Every couple of years, UW does a climate survey with the students concerning campus safety and one aspect is sexual assault. This year, UW took the next step in stopping sexual assault on campus and had a student summit event in the Union Ballroom where individuals could sign up for a free meal and open conversation about sexual assault and how they would want to see UW attempting to prevent it.
Megan Celheim, the program coordinator of the Stop Violence Program on campus, has been in the prevention field since she was in grad school eight years ago at Montana State University. She has been continuing her efforts in sexual assault prevention at UW since 2013 communicating with other universities about their strategies concerning sexual assault on their campuses.
“There are a lot of people who are really wanting to talk about it,” explained Celheim, “because they see it is a problem and they want to figure out what to do about it, but it’s hard to know to whom you talk and how you talk about it because it is so difficult for people and people do have very strong opinions about it.”
The Student Summit, an idea shared with Celheim from friends at a university in Indiana, gave the perfect setting for students to share their thoughts on specific aspects of the issue with no repercussions or judgements. There were multiple topics that students could discuss including Empowering Bystanders, Reporting and UW Policies and Procedures, Identifying Resources, Alcohol and Sexual Assault, Supporting Survivors, Consent, and Intimate Partner Violence.

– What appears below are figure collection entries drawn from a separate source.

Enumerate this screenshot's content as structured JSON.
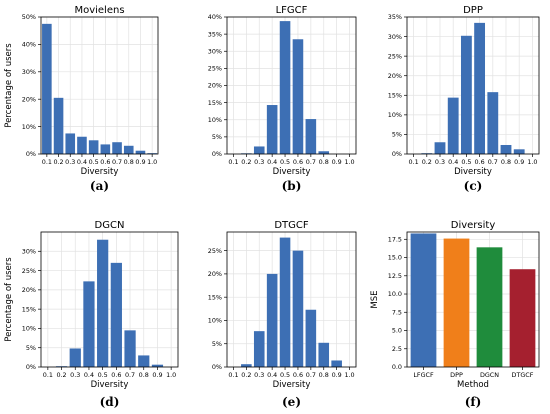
{
  "chart_data": [
    {
      "type": "bar",
      "title": "Movielens",
      "xlabel": "Diversity",
      "ylabel": "Percentage of users",
      "caption": "(a)",
      "categories": [
        "0.1",
        "0.2",
        "0.3",
        "0.4",
        "0.5",
        "0.6",
        "0.7",
        "0.8",
        "0.9",
        "1.0"
      ],
      "values": [
        47.5,
        20.5,
        7.5,
        6.3,
        5.0,
        3.5,
        4.3,
        3.0,
        1.2,
        0.3
      ],
      "ylim": [
        0,
        50
      ],
      "yticks": [
        "0%",
        "10%",
        "20%",
        "30%",
        "40%",
        "50%"
      ],
      "ytick_values": [
        0,
        10,
        20,
        30,
        40,
        50
      ],
      "color": "#3d6fb4",
      "grid": true
    },
    {
      "type": "bar",
      "title": "LFGCF",
      "xlabel": "Diversity",
      "ylabel": "",
      "caption": "(b)",
      "categories": [
        "0.1",
        "0.2",
        "0.3",
        "0.4",
        "0.5",
        "0.6",
        "0.7",
        "0.8",
        "0.9",
        "1.0"
      ],
      "values": [
        0,
        0.2,
        2.2,
        14.3,
        38.8,
        33.5,
        10.2,
        0.8,
        0,
        0
      ],
      "ylim": [
        0,
        40
      ],
      "yticks": [
        "0%",
        "5%",
        "10%",
        "15%",
        "20%",
        "25%",
        "30%",
        "35%",
        "40%"
      ],
      "ytick_values": [
        0,
        5,
        10,
        15,
        20,
        25,
        30,
        35,
        40
      ],
      "color": "#3d6fb4",
      "grid": true
    },
    {
      "type": "bar",
      "title": "DPP",
      "xlabel": "Diversity",
      "ylabel": "",
      "caption": "(c)",
      "categories": [
        "0.1",
        "0.2",
        "0.3",
        "0.4",
        "0.5",
        "0.6",
        "0.7",
        "0.8",
        "0.9",
        "1.0"
      ],
      "values": [
        0,
        0.2,
        3.0,
        14.4,
        30.2,
        33.5,
        15.8,
        2.3,
        1.2,
        0
      ],
      "ylim": [
        0,
        35
      ],
      "yticks": [
        "0%",
        "5%",
        "10%",
        "15%",
        "20%",
        "25%",
        "30%",
        "35%"
      ],
      "ytick_values": [
        0,
        5,
        10,
        15,
        20,
        25,
        30,
        35
      ],
      "color": "#3d6fb4",
      "grid": true
    },
    {
      "type": "bar",
      "title": "DGCN",
      "xlabel": "Diversity",
      "ylabel": "Percentage of users",
      "caption": "(d)",
      "categories": [
        "0.1",
        "0.2",
        "0.3",
        "0.4",
        "0.5",
        "0.6",
        "0.7",
        "0.8",
        "0.9",
        "1.0"
      ],
      "values": [
        0,
        0.2,
        4.8,
        22.2,
        33.0,
        27.0,
        9.5,
        3.0,
        0.6,
        0
      ],
      "ylim": [
        0,
        35
      ],
      "yticks": [
        "0%",
        "5%",
        "10%",
        "15%",
        "20%",
        "25%",
        "30%"
      ],
      "ytick_values": [
        0,
        5,
        10,
        15,
        20,
        25,
        30
      ],
      "color": "#3d6fb4",
      "grid": true
    },
    {
      "type": "bar",
      "title": "DTGCF",
      "xlabel": "Diversity",
      "ylabel": "",
      "caption": "(e)",
      "categories": [
        "0.1",
        "0.2",
        "0.3",
        "0.4",
        "0.5",
        "0.6",
        "0.7",
        "0.8",
        "0.9",
        "1.0"
      ],
      "values": [
        0,
        0.6,
        7.7,
        20.0,
        27.8,
        25.0,
        12.3,
        5.2,
        1.4,
        0
      ],
      "ylim": [
        0,
        29
      ],
      "yticks": [
        "0%",
        "5%",
        "10%",
        "15%",
        "20%",
        "25%"
      ],
      "ytick_values": [
        0,
        5,
        10,
        15,
        20,
        25
      ],
      "color": "#3d6fb4",
      "grid": true
    },
    {
      "type": "bar",
      "title": "Diversity",
      "xlabel": "Method",
      "ylabel": "MSE",
      "caption": "(f)",
      "categories": [
        "LFGCF",
        "DPP",
        "DGCN",
        "DTGCF"
      ],
      "values": [
        18.3,
        17.6,
        16.4,
        13.4
      ],
      "ylim": [
        0,
        18.5
      ],
      "yticks": [
        "0.0",
        "2.5",
        "5.0",
        "7.5",
        "10.0",
        "12.5",
        "15.0",
        "17.5"
      ],
      "ytick_values": [
        0,
        2.5,
        5,
        7.5,
        10,
        12.5,
        15,
        17.5
      ],
      "colors": [
        "#3d6fb4",
        "#f07f1a",
        "#1f8c3c",
        "#a5202f"
      ],
      "grid": true
    }
  ]
}
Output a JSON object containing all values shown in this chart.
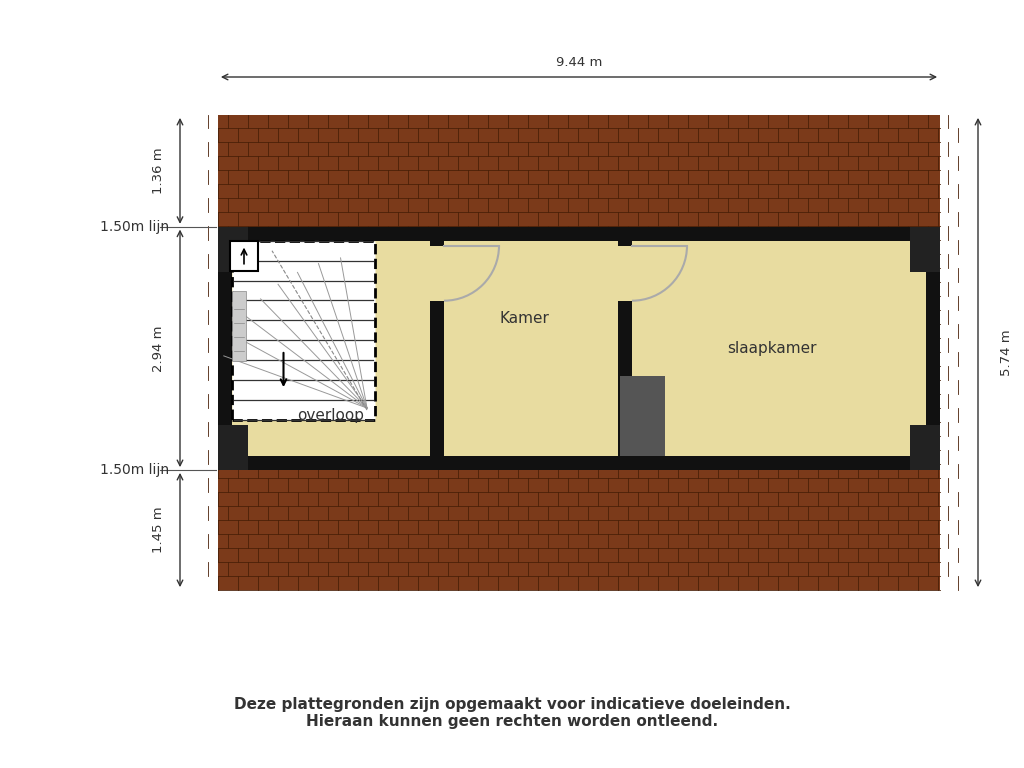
{
  "bg_color": "#ffffff",
  "roof_base_color": "#7B3A1A",
  "roof_line_color": "#4A2008",
  "floor_color": "#E8DCA0",
  "wall_color": "#111111",
  "title_text": "Deze plattegronden zijn opgemaakt voor indicatieve doeleinden.\nHieraan kunnen geen rechten worden ontleend.",
  "dim_top": "9.44 m",
  "dim_right": "5.74 m",
  "dim_left_top": "1.36 m",
  "dim_left_mid": "2.94 m",
  "dim_left_bot": "1.45 m",
  "label_overloop": "overloop",
  "label_kamer": "Kamer",
  "label_slaapkamer": "slaapkamer",
  "lijn_top": "1.50m lijn",
  "lijn_bot": "1.50m lijn",
  "dark_block_color": "#222222",
  "closet_color": "#555555",
  "stair_bg": "#ffffff",
  "door_color": "#aaaaaa"
}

Jordan Secher, a senior and English major at UW, attended the event after a good friend, who participated as a student leader in the discussions for the night, invited her for a free dinner and educational conversation. Secher participates in the Supporting Survivors discussion where they spoke strongly on the fact that discrimination is a main factor in the reasoning behind victims not speaking up. An example she shared was the fact that white males are portrayed to be the assaulters and not the assaulted to a point that they feel threatened in sharing their incidents. Also, individuals who are disabled in one way or another keep their voices to themselves, as well, due to the lack of respect they receive and the fear that they would lose more of their voice by sharing such an instance.
“I wish I knew about this earlier because I have friends who would really enjoy this and benefit from it and have a lot of things that they could add to it,” explained Secher, “so I’m really glad I heard about it just earlier today, and I would definitely come to it again.”
President Nichols attended, as well, in order to give a speech to the crowd and to participate in the event. Secher spoke on the fact that President Nichols has gained much more of her respect due to her genuine demonstration of want to prevent sexual assault on the campus she “looks after” in a sense. President Nichols attended even after coming down with laryngitis earlier in the day; a display of her dedication on the subject.
Overall, the event was a success in the eyes of the creators and a report on the student discussions will be filed and shared with the public. This is only a small step towards a big problem, and the STOP Violence Program is paving the way for individuals to take up arms in this pertinent battle on UW campus.